Mine cuts 45 on most sides too. I think that being able to cut at 45 degrees is useful, but not because I'm actually that inaccurate. It seems like the farther it can cut corners, the more effortless it becomes to cut lower degrees. My DaYan barely needs to be pushed to cutting corners and cuts smaller angles much easier than my C-Hybrid or my C4U cube.


----------



## Tortin (Mar 11, 2010)

That doesn't look 45.


----------



## Deleted member 2864 (Mar 11, 2010)

Maybe not, but it sure looks above the normal cutting capability to me.


----------



## teller (Mar 11, 2010)

Musli4brekkies said:


> No offence intended, but if you need a cube that is capable of cutting 45 degrees you really need to clean up your cubing style.




Disagree...the distance between turns is shortened with more corner cutting.

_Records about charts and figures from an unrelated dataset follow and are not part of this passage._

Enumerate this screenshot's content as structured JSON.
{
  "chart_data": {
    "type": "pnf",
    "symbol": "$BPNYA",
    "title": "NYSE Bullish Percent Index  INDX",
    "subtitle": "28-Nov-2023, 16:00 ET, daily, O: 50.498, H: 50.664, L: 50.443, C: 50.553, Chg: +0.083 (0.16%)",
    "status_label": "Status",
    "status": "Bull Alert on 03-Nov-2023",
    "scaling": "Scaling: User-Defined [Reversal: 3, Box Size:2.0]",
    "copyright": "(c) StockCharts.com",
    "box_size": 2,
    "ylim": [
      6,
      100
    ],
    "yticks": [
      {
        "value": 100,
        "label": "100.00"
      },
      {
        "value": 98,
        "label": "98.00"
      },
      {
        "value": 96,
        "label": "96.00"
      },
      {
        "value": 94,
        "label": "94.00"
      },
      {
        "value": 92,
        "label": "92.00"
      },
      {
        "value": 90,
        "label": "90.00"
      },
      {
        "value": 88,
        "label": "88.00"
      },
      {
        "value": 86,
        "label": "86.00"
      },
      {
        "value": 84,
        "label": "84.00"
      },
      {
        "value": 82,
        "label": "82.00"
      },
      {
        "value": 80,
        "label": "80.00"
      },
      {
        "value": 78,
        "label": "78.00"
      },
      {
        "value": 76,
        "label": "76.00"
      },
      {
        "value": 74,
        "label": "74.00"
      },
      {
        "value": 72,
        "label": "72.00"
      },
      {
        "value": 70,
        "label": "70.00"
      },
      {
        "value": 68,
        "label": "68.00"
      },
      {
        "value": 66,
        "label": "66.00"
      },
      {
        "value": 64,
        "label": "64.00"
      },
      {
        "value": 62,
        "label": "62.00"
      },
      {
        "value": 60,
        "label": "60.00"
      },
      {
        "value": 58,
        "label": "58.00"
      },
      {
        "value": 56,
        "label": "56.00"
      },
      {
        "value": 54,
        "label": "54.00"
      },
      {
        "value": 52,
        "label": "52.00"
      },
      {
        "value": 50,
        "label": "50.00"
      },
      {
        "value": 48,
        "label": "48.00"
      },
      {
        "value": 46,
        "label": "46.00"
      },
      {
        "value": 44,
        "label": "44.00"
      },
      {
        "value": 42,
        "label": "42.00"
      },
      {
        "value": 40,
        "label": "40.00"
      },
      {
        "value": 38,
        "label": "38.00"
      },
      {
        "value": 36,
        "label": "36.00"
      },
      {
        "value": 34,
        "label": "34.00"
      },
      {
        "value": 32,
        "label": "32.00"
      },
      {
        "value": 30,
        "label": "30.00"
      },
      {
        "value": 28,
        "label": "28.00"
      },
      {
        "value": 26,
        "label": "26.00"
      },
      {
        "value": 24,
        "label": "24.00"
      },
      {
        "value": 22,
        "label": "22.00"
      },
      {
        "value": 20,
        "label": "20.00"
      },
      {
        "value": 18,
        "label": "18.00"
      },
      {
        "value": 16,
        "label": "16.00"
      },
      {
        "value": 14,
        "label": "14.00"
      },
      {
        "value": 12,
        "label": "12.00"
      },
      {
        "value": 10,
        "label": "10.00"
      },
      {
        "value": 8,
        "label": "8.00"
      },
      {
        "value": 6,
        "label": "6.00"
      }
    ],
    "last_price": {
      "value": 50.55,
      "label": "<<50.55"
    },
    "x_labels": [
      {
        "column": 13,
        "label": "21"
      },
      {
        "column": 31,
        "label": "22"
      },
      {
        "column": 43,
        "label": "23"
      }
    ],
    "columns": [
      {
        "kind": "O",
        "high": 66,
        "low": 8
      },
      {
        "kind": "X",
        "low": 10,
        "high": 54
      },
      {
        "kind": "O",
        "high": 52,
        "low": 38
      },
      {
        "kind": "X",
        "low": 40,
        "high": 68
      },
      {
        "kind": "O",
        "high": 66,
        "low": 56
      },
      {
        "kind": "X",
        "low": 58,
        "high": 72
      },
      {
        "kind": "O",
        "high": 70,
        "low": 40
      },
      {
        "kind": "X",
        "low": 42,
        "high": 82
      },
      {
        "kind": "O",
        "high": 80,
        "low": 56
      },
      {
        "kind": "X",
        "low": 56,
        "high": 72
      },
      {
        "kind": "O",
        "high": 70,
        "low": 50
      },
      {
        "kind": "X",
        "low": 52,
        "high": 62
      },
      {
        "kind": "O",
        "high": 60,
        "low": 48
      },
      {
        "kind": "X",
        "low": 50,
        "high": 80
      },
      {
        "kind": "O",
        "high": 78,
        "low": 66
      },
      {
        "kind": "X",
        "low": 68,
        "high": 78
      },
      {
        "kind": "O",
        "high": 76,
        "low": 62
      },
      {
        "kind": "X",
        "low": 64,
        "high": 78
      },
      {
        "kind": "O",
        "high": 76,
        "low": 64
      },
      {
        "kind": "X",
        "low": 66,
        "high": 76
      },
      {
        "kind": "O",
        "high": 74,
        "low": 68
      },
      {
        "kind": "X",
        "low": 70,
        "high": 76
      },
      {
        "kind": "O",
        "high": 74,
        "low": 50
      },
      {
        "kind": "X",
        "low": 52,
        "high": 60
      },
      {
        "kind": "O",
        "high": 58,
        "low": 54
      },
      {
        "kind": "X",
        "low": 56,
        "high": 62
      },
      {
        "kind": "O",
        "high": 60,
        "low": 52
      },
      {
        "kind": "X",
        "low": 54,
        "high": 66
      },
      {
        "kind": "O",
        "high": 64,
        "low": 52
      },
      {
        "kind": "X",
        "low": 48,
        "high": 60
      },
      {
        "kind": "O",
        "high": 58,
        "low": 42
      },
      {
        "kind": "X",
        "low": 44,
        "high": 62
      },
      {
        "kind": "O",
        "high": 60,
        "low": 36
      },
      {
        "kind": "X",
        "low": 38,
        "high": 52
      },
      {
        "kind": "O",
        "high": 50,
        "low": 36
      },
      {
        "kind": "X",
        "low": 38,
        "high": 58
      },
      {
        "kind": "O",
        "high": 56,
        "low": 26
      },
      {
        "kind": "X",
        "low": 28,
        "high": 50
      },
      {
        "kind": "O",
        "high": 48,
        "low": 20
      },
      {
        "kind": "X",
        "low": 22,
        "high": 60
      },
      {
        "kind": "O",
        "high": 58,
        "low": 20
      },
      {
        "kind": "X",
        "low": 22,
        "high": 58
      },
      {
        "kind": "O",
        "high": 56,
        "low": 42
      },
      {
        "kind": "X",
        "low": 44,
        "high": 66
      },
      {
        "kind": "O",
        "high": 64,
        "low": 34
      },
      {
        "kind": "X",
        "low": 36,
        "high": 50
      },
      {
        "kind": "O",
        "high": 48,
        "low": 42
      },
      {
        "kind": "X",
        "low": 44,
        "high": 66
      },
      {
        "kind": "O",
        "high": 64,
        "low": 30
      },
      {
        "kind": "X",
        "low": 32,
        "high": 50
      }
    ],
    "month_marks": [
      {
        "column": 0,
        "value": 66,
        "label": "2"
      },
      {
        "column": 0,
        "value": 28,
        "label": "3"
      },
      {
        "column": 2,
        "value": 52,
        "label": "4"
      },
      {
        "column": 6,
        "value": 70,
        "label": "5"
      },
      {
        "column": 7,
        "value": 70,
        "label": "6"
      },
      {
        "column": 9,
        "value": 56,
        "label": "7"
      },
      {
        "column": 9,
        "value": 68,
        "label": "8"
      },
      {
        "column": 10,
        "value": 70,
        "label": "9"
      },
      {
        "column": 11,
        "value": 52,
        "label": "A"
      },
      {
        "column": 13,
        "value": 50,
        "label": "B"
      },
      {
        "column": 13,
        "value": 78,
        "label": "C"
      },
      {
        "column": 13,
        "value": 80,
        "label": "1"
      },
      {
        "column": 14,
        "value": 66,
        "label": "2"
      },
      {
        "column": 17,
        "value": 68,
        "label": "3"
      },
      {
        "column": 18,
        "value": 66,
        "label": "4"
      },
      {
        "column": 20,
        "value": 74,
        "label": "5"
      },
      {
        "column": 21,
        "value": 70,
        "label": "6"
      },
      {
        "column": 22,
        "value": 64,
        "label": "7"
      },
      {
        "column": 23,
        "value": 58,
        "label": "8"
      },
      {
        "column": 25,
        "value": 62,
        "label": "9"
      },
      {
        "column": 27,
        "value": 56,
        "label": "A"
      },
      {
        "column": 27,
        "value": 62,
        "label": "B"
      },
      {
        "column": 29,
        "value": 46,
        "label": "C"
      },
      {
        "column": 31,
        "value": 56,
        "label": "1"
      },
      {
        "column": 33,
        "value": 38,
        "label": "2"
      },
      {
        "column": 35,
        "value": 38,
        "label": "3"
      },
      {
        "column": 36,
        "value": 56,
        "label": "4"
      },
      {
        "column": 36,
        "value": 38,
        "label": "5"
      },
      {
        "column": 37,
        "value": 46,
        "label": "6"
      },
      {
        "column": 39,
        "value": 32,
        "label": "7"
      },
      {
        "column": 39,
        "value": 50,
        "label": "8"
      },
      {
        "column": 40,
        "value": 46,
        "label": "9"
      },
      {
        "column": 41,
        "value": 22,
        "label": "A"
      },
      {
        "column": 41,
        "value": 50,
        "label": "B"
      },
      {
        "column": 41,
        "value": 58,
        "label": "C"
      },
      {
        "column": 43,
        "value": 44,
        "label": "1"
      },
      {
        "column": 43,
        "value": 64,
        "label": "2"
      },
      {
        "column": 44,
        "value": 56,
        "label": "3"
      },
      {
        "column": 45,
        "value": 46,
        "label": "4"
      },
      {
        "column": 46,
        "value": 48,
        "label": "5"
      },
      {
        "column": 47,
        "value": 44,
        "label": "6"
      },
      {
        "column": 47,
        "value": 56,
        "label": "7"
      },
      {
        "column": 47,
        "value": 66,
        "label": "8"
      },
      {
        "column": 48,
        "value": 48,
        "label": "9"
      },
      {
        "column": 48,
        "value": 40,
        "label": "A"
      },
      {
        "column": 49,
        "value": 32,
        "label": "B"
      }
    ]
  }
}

Call it sloppy if you want, but it's faster.


----------



## Sa967St (Mar 11, 2010)

daniel0731ex said:


> Literally 45 Degrees


 >_>


----------



## BigGreen (Mar 11, 2010)

i laugh at people who care about corner cutting. 

my cube cant cut corners very well at all but i still make good use of it.


----------



## DavidWoner (Mar 11, 2010)

Corner cutting really only works in one direction. So if you get used to cutting 45 one directions, you will be screwed going the other way. People should just learn to turn.


----------



## Muesli (Mar 11, 2010)

My point exactly.


----------



## Rodrigo Piaggio (Mar 12, 2010)

My Dayan cube can cut corners exactly the same like that video. Dayan cube it´s a very good cube overall. This kind of cutting corners, like Woner said, is very unuseful in a real speedsolve. The video don´t add, help or even proof nothing.


----------



## CubesOfTheWorld (Mar 12, 2010)

That looks like quite a fine cube. I should consider buying it, if not too expensive


----------